Tune Org Change Tactics to How Minds Work
The standard model for driving organizational change is to tell employees a compelling story of why they must change; have leaders model the new behaviors; create reinforcing mechanisms (systems, processes, incentives) and build capability or the employee skills required to enact the new behaviors. Despite it common sense appeal and academic grounding, this model rarely if ever fully works. But why?
According to the authors of The Irrational Side of Change Management in the McKinsey Quarterly, the answer is that change leaders fail to take into account the “irrational but predictable” aspects of how employees interpret their environment and decide to act. This is of course just another way of saying that they don’t factor the cognitive needs of employees into the implementation and therefore fail to produce results.

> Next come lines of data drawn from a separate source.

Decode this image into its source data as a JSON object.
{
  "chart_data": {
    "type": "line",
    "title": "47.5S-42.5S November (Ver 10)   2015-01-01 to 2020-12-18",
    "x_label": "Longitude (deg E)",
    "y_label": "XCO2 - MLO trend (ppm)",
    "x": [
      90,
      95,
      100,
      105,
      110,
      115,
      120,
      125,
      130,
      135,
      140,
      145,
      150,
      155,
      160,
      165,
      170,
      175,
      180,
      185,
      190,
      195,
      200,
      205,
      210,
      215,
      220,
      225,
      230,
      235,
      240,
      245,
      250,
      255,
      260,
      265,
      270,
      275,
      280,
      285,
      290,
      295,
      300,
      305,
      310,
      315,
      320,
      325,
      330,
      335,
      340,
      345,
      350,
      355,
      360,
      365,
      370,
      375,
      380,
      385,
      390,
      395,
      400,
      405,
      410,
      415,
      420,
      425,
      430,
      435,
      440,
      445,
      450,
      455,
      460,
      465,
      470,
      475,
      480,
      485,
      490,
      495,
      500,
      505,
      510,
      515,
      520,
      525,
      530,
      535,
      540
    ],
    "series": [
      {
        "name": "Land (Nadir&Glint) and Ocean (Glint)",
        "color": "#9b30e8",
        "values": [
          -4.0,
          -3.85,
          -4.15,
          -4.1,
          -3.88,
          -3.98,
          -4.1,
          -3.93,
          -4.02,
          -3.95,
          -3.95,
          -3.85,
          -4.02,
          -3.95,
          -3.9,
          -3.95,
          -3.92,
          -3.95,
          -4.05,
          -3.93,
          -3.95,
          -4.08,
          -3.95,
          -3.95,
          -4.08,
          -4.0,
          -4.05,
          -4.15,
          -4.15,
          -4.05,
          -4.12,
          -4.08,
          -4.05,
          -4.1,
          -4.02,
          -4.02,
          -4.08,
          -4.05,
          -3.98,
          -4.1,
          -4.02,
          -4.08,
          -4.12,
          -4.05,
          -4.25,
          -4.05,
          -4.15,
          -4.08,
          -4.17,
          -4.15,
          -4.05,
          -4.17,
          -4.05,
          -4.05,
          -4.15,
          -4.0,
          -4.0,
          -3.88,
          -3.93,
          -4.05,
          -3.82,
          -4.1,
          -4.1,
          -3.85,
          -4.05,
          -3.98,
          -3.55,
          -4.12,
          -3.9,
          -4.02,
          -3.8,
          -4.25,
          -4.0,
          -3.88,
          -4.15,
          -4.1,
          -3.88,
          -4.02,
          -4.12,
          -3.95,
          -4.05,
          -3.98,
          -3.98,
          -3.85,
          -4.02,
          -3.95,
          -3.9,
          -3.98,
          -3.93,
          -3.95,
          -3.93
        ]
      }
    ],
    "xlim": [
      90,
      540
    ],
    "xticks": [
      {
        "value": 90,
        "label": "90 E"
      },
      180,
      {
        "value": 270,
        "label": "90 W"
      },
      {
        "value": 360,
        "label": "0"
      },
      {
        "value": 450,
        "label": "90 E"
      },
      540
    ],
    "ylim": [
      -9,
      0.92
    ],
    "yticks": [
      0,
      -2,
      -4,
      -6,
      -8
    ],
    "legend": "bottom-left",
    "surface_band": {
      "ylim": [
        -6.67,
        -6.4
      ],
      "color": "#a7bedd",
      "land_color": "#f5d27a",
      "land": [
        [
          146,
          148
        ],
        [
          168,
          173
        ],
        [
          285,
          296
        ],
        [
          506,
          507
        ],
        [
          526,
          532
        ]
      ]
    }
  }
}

The authors offer nine suggestions and insights, and I quote:
1. What motivates you doesn’t motivate most of your employees (pertains to crafting a compelling story)
2. Your better off letting them write their own story
3. It takes a story with both + and – to create real energy
4. Leaders believe mistakenly that they already “are the change”
5. Influence leaders aren’t a panacea for making change happen
6. Money is the most expensive way to motivate people
7. The process and outcome have got to be fair
8. Employees are what they think, feel and believe in
9. Good intentions are not enough
Points 2, 4, 6, and most strongly 8 have all been made in this blog many times. The article is worth a read for anyone wanting to take a cognitive approach to group behavior or organizational change.